RHEL9(plow)/poetry not setting ld library paths correctly when installing PyTorch along with not installing a requirement(numpy)
Description
When I try to add Pytorch and then import torch, I keep getting an error saying the libcudnn.so file is not found. Here is how to reproduce the error:
poetry new torch-newest cd torch-newest poetry add torch (which defaults to the newest 2.2.2) poetry shell python -c "import torch"
Traceback (most recent call last): File "", line 1, in File "/central/home/zwang2/torch-newest/.venv/lib64/python3.9/site-packages/torch/init.py", line 237, in from torch._C import * # noqa: F403 ImportError: libcudnn.so.8: cannot open shared object file: No such file or directory
Workarounds
poetry new torch-newest cd torch-newest poetry add torch poetry add numpy export LD_LIBRARY_PATH=$LD_LIBRARY_PATH:/home/$USER/.cache/pypoetry/virtualenvs/torch-newest-bPtN3B6m-py3.9/lib/python3.9/site-packages/nvidia/cudnn/lib/:/home/$USER/.cache/pypoetry/virtualenvs/torch-newest-bPtN3B6m-py3.9/lib/python3.9/site-packages/nvidia/nccl/lib poetry shell python -c "import torch"
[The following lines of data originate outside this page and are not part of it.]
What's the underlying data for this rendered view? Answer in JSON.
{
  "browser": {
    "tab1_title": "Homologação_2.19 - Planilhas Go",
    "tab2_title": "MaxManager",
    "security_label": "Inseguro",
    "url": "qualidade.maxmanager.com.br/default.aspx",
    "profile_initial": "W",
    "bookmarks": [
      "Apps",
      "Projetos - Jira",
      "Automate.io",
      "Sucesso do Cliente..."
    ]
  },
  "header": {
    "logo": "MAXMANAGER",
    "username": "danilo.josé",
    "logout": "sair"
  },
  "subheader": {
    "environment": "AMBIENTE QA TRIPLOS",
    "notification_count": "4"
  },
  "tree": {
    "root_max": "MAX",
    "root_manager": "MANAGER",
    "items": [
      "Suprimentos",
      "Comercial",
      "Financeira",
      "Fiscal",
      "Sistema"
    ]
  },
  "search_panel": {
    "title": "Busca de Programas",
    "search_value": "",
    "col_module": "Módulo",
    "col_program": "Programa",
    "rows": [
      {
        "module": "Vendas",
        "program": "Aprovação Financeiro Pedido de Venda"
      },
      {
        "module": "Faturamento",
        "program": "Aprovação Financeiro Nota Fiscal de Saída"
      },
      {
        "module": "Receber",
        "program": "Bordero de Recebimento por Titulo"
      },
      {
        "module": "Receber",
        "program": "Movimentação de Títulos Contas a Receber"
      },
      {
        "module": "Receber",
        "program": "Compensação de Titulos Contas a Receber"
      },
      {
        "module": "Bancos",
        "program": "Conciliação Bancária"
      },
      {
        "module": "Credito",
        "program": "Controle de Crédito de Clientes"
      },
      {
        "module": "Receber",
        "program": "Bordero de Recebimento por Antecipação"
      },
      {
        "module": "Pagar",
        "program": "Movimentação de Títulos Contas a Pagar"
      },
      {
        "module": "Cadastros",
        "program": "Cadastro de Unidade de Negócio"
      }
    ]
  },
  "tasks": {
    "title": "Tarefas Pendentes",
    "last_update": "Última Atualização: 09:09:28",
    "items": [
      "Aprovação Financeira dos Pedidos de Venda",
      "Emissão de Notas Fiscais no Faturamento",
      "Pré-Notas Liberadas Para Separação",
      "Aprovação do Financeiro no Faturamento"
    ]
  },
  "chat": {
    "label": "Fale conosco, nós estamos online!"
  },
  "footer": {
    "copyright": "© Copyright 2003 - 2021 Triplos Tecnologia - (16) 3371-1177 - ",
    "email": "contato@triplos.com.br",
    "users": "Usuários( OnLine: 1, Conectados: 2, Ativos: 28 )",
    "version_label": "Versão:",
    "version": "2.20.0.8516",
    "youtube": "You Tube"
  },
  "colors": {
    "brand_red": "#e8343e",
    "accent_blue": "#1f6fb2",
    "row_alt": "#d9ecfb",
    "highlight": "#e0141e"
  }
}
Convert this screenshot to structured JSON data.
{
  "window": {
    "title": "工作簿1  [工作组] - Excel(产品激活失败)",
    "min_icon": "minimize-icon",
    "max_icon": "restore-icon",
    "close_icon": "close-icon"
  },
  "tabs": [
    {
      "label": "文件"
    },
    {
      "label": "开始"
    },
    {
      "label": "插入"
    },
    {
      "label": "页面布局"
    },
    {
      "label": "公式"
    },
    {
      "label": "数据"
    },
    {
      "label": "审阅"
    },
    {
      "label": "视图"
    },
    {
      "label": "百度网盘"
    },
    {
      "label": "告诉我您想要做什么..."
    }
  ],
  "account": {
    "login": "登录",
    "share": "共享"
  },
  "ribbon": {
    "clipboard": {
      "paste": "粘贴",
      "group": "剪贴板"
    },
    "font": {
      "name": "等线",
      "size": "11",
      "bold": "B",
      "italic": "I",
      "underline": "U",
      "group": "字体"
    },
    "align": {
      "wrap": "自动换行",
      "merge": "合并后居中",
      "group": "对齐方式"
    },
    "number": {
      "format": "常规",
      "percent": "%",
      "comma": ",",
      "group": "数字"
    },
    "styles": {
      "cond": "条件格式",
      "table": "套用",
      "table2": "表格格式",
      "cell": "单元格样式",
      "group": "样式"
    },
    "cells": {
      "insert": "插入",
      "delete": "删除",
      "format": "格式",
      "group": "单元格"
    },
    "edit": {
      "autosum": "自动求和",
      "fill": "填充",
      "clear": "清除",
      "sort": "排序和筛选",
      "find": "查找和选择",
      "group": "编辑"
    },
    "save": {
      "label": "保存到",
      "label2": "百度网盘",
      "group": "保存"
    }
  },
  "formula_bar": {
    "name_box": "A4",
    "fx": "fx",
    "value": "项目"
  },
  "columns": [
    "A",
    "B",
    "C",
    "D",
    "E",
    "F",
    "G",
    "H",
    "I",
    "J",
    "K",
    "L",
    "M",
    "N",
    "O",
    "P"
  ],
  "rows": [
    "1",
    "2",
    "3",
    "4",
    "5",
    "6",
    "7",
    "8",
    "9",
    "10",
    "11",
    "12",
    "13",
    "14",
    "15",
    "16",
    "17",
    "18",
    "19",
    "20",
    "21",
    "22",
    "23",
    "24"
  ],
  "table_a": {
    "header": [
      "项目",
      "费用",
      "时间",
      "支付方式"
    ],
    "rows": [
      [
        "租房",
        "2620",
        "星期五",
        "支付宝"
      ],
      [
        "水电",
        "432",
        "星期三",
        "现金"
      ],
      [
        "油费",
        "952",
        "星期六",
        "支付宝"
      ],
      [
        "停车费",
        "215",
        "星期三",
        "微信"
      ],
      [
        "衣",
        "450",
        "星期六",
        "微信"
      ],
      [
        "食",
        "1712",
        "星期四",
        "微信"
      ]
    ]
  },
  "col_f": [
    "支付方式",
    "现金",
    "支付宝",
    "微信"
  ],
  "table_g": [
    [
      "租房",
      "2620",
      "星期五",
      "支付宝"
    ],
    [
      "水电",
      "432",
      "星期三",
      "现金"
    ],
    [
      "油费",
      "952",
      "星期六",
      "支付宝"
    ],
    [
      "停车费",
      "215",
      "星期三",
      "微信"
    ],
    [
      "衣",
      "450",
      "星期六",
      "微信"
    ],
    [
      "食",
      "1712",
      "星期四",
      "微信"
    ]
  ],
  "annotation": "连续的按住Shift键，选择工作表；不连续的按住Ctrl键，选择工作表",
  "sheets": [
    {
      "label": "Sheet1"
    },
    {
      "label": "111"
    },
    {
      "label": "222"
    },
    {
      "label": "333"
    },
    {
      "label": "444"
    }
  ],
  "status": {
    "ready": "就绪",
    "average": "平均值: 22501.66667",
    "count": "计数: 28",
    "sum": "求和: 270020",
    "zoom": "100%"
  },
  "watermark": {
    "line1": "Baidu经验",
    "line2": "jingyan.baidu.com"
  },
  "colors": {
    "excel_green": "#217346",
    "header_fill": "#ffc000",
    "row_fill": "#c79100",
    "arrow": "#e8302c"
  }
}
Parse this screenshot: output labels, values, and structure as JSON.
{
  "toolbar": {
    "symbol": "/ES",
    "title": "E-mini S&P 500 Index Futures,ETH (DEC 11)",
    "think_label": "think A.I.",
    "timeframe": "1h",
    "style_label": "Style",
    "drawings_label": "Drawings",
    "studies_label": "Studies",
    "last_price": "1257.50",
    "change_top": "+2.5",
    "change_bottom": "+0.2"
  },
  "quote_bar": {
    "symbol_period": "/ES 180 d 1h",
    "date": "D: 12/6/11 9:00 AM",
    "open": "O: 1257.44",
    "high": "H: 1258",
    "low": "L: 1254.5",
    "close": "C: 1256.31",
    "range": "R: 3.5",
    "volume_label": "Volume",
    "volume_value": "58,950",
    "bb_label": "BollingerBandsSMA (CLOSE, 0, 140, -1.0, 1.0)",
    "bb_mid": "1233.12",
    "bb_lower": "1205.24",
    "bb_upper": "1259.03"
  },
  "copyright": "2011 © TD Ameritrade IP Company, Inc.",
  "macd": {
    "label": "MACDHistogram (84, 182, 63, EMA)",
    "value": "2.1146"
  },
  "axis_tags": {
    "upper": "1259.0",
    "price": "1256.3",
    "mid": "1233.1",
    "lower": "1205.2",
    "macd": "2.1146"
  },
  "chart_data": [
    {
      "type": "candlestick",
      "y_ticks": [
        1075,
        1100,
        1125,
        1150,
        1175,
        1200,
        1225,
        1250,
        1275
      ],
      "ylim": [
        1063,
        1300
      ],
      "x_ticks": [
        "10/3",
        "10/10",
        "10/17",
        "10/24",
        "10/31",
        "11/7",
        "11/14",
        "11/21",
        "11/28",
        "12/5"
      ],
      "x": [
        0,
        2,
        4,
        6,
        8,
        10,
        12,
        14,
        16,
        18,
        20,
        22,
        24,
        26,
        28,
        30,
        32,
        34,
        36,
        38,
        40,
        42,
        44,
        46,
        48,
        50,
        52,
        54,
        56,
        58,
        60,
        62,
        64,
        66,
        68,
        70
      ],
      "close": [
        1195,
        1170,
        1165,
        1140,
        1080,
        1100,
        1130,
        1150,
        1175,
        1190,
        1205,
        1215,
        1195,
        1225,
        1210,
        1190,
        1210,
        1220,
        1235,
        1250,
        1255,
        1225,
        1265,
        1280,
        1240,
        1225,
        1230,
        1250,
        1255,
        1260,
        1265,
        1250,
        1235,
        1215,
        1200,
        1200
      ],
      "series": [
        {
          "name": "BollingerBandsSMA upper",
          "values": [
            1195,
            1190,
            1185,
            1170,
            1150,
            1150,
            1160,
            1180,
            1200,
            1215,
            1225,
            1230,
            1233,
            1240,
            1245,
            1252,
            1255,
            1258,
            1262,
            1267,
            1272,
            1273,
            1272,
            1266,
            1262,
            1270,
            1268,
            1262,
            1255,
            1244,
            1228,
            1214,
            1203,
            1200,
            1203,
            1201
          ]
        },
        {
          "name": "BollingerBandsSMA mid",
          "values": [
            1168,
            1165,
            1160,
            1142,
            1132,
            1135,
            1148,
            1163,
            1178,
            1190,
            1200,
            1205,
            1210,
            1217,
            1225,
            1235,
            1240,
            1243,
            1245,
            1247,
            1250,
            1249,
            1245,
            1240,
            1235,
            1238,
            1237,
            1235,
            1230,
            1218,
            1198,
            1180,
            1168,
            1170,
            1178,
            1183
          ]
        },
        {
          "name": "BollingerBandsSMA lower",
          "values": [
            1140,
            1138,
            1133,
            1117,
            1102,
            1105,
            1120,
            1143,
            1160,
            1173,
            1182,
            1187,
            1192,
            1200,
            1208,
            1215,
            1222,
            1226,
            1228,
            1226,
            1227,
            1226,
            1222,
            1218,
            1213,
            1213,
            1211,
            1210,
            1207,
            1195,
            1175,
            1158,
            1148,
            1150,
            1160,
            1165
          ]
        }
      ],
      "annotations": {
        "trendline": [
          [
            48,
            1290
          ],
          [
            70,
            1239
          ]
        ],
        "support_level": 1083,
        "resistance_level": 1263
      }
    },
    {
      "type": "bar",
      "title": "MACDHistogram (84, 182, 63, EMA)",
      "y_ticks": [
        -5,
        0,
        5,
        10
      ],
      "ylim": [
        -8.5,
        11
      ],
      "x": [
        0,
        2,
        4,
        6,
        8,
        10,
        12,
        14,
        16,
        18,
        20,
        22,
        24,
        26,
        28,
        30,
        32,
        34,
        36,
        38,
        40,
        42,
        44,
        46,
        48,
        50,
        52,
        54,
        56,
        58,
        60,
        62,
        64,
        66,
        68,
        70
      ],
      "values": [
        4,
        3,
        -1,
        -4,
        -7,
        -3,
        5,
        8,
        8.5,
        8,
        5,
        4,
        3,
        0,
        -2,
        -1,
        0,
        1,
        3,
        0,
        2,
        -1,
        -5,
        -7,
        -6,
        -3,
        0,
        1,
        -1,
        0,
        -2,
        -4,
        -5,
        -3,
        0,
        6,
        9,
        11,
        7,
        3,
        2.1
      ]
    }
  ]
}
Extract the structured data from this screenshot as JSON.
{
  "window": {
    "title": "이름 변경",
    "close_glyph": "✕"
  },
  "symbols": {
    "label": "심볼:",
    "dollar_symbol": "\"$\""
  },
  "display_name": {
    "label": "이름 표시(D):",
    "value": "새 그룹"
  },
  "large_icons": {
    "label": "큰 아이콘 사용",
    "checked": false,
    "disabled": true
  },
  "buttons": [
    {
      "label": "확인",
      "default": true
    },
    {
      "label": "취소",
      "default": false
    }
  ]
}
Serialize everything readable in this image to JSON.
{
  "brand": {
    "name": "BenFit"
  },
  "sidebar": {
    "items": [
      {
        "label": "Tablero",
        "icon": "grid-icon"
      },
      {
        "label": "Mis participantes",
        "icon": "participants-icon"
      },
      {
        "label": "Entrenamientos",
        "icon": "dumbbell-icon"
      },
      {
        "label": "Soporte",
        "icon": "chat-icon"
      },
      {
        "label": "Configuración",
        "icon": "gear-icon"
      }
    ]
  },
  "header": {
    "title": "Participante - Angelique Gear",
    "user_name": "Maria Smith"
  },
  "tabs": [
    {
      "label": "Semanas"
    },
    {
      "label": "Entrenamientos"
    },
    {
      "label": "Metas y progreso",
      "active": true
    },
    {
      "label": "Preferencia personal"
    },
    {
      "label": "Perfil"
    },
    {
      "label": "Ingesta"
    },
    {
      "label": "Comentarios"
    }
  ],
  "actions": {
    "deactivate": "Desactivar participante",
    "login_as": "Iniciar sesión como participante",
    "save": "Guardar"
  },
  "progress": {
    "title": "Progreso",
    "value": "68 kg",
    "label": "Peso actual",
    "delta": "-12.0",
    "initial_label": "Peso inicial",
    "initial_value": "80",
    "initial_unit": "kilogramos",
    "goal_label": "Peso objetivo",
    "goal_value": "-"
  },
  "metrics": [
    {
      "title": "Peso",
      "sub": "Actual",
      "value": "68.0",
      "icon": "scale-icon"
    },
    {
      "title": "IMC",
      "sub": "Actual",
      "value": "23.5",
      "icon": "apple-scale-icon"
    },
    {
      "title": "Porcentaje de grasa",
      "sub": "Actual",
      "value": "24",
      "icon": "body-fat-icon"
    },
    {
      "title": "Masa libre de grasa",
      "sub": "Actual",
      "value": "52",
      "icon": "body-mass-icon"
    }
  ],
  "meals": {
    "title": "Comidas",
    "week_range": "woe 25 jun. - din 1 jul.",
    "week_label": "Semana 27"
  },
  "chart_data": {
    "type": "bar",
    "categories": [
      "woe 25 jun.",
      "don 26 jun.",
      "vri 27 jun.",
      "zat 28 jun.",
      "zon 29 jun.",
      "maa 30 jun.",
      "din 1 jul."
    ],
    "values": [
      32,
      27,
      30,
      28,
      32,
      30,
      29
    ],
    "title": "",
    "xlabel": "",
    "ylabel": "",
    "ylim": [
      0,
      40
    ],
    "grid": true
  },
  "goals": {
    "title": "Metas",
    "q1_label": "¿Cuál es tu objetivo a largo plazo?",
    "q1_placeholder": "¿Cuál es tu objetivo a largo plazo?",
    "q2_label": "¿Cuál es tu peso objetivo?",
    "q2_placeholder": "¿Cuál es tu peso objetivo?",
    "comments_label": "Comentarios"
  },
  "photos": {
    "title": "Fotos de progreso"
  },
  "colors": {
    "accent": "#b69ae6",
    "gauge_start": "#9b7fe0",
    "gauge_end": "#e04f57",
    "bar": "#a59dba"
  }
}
Poetry Installation Method
pip
Operating System
RHEL9
Poetry Version
1.8.2
Poetry Configuration
cache-dir = "/home/zwang2/.cache/pypoetry"
experimental.system-git-client = false
installer.max-workers = null
installer.modern-installation = true
installer.no-binary = null
installer.parallel = true
keyring.enabled = true
solver.lazy-wheel = true
virtualenvs.create = true
virtualenvs.in-project = null
virtualenvs.options.always-copy = false
virtualenvs.options.no-pip = false
virtualenvs.options.no-setuptools = false
virtualenvs.options.system-site-packages = false
virtualenvs.path = "{cache-dir}/virtualenvs" # /home/zwang2/.cache/pypoetry/virtualenvs
virtualenvs.prefer-active-python = false
virtualenvs.prompt = "{project_name}-py{python_version}"
warnings.export = true
Python Sysconfig
No response
Example pyproject.toml
No response
Poetry Runtime Logs
Traceback (most recent call last):
File "", line 1, in
File "/central/home/zwang2/torch-newest/.venv/lib64/python3.9/site-packages/torch/init.py", line 237, in
from torch._C import * # noqa: F403
ImportError: libcudnn.so.8: cannot open shared object file: No such file or directory
it is not poetry's responsibility to set your environment variables. Actually it is not even within poetry's power.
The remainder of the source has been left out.